Geldschöpfung: Die Zentralbank und ihre regulierende Funktion
In der heutigen Zeit ist Geld nicht nur Bargeld, also Scheine und Münzen. Der deutlich größere Teil des in der Welt existierenden Geldes ist nicht physisches Geld, sondern sogenanntes Sicht- oder Giralgeld.
Bei Giralgeld handelt es sich um Geld, welches auf Konten „sichtbar“ ist, dabei aber nicht physisch existiert. Hebt man allerdings am Automaten Geld vom Konto ab, so wird diese Summe Giralgeld in Bargeld umgewandelt.
Welches Geld heute wie geschöpft wird
Heutzutage wird Geld eigentlich fast nur noch in Form von Giralgeld geschöpft – dies vor allem durch Geschäftsbanken.

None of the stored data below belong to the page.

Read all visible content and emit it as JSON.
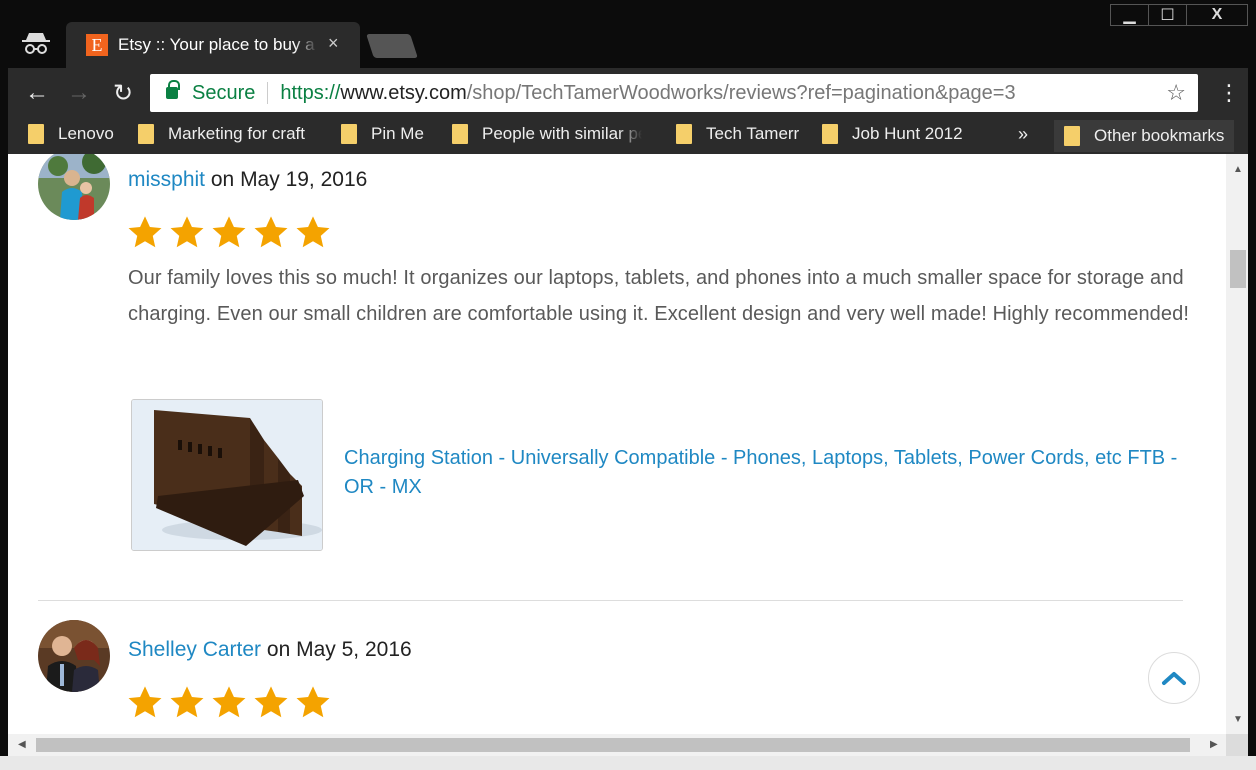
{
  "window": {
    "minimize": "▁",
    "maximize": "☐",
    "close": "X"
  },
  "tab": {
    "favicon": "E",
    "title": "Etsy :: Your place to buy a",
    "close": "×"
  },
  "toolbar": {
    "back": "←",
    "forward": "→",
    "reload": "↻",
    "security_label": "Secure",
    "url_scheme": "https://",
    "url_host": "www.etsy.com",
    "url_path": "/shop/TechTamerWoodworks/reviews?ref=pagination&page=3",
    "bookmark_star": "☆",
    "menu": "⋮"
  },
  "bookmarks": {
    "items": [
      {
        "label": "Lenovo"
      },
      {
        "label": "Marketing for craft"
      },
      {
        "label": "Pin Me"
      },
      {
        "label": "People with similar pe"
      },
      {
        "label": "Tech Tamerr"
      },
      {
        "label": "Job Hunt 2012"
      }
    ],
    "overflow": "»",
    "other": "Other bookmarks"
  },
  "reviews": [
    {
      "reviewer": "missphit",
      "date_text": "on May 19, 2016",
      "rating": 5,
      "text": "Our family loves this so much! It organizes our laptops, tablets, and phones into a much smaller space for storage and charging. Even our small children are comfortable using it. Excellent design and very well made! Highly recommended!",
      "product_title": "Charging Station - Universally Compatible - Phones, Laptops, Tablets, Power Cords, etc FTB - OR - MX"
    },
    {
      "reviewer": "Shelley Carter",
      "date_text": "on May 5, 2016",
      "rating": 5
    }
  ],
  "colors": {
    "link": "#1f88c3",
    "star": "#f4a300",
    "secure": "#0b8043",
    "etsy_orange": "#f1641e"
  },
  "icons": [
    "incognito-icon",
    "etsy-favicon",
    "back-arrow-icon",
    "forward-arrow-icon",
    "reload-icon",
    "lock-icon",
    "bookmark-star-icon",
    "menu-dots-icon",
    "folder-icon",
    "star-rating-icon",
    "chevron-up-icon"
  ]
}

Selbst frisch produziertes Bargeld, welches die Gesamtmenge des Bargelds erhöht, ist nicht unbedingt ein Akt der Geldschöpfung durch Zentralbanken, sondern vielmehr nur eine Umwandlung von zuvor neu geschöpftem Giralgeld in Bargeld.

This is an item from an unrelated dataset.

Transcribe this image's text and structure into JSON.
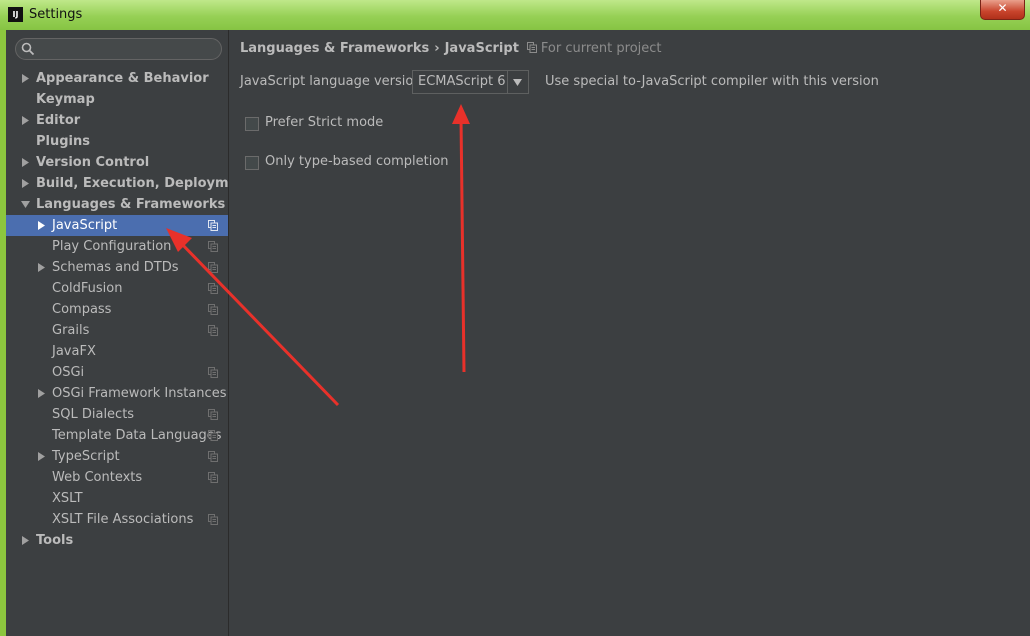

Im Euroraum sind bei der Geldschöpfung neben den Zentralbanken erheblich die Geschäftsbanken beteiligt. Zudem sind auch Nichtbanken wie Unternehmen, Privatpersonen oder die öffentliche Hand in den Prozess eingebunden.
Grundsätzlich kann man vereinfacht sagen, dass eine Geldschöpfung immer dann erfolgt, wenn ein Kredit vergeben wird. Dadurch wird Giralgeld insofern neu geschaffen, als es nun dem Kreditnehmer zur Verfügung steht.
Allerdings wird diese Geldschöpfung durch die Tilgung des Kredites wieder zunichte gemacht. Das heißt, dass einmal neu geschöpftes Geld die Gesamtmenge an Geld nicht zwingend dauerhaft erhöht.
Mehr zum Thema: Wie entsteht Geld?
Geldschöpfung der Zentralbank und ihre regulierenden Instrumente
Bei der Geldschöpfung haben die Zentralbanken in Europa eine eher regulierende Rolle und sind ein Instrument der Geldpolitik.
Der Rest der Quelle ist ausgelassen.